In Who Wrote The Bible?, Friedman gives the example of the Bible’s conception of God. The God of J, E and D tends to be seen in personal ways, walking in Eden and talking directly, even debating, with human beings. The God of P is very different: he tends to be remote and transcendent, and doesn’t make physical appearances or chat with his followers. The combination of these two conceptions of God, the personal and the transcendent, inadvertently created a new kind of deity: a cosmic god who could be experienced in very personal ways.

It was not planned by any of the authors. It was probably not even the redactor’s design. It was so embedded in the texts that the redactor could not have helped but produce the new mixture as long as he was at all true to his sources.

Similarly, the juxtaposition of the ‘God of mercy’ pictured by J, E and D with the ‘God of justice’ pictured by P leads to a new conception, in which justice and mercy are in tension or balance. Like a parent, God is sometimes loving, sometimes angry; he is sometimes intimate, sometimes remote. Friedman concludes:

The mixing of the sources into one text enriched the interpretive possibilities of the Bible for all time.

In a different way, Lilith too is an unforeseen consequence of the Bible’s process of construction. The mismatch of chapters 1 and 2 of Genesis was essentially an accident that arose from the combination of two independent texts. But it opened a space which Lilith stepped in to fill, thanks largely to the imagination, ingenuity and sexual hang-ups of male writers in the ensuing centuries.

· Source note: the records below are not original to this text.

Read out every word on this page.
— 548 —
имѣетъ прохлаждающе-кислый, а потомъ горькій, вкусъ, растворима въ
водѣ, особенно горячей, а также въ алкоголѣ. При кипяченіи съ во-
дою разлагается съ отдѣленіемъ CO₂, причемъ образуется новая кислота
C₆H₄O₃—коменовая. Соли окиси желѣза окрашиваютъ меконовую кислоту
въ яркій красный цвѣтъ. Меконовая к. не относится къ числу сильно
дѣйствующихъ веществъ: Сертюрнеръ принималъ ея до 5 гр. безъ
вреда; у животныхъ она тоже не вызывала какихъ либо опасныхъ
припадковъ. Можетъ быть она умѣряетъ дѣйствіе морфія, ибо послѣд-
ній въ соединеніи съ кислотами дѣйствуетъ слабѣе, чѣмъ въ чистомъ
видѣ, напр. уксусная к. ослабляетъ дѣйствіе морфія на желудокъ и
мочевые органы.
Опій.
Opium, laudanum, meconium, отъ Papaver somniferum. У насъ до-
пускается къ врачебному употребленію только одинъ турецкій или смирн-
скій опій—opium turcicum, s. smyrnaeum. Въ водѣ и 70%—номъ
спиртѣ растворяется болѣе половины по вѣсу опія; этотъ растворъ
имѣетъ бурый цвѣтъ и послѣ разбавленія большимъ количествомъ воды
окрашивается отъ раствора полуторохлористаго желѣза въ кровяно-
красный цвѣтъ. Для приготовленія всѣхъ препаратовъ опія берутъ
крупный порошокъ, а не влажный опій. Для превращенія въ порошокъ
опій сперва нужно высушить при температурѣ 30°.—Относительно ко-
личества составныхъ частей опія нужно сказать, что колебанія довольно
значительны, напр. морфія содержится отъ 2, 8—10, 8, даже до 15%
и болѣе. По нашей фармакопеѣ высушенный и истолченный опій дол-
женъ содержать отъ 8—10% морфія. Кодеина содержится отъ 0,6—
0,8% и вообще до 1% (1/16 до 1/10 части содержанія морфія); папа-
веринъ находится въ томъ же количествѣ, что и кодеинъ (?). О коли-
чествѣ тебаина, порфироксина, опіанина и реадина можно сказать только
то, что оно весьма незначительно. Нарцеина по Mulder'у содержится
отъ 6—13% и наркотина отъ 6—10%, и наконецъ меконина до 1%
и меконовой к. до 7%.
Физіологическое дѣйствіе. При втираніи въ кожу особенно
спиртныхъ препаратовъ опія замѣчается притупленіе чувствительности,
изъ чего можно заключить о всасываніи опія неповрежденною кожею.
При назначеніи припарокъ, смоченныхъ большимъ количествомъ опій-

Whatever the precise origins of the Lilith myth, this fiction has acquired a life of its own. The prototype wife of the Genesis Rabbah – already an unattractive image of women – developed into an evil succubus, then recently became a feminist icon. The story can serve two completely different communities equally well. On the one hand, she is the first feminist, a woman who refuses to accept being treated as Adam’s unequal. On the other, she is a patriarchal warning against women who get above themselves. There is no ‘correct’ Lilith, only a multitude of Liliths, in different times and places, making her difficult to pin down. (This may contribute to her popularity in mysticism and New Ageism, which thrive upon smoke and mirrors.) Like any product of the symbolic imagination, she can become whatever successive generations want her to be.

Further reading


Aviva Cantor Zuckoff, ‘The Lilith Question’, 1976.
Amy Scerba, Changing Literary Representations of Lilith and the Evolution of a Mythical Heroine on the Feminism and Women’s Studies website, 1999.


[1] This sinister ancestry has informed more recent versions of Lilith. Through Lamashtu’s habit of sucking the blood of men and bringing nightmares, Lilith entered into vampire myth as well, appearing for example as a vampire goddess in the TV series True Blood.
[2] The image of course is heterosexual. We shall look at the Bibles attitude to homosexuality another time.
[3] Aviva Cantor Zuckoff, ‘The Lilith Question’, 1976.
[4] Karl Marx once observed that the progress of a society could be measured by the status of its women: hopefully one day men and women will be able to relate to each other without the stupidity of sexism and superstition.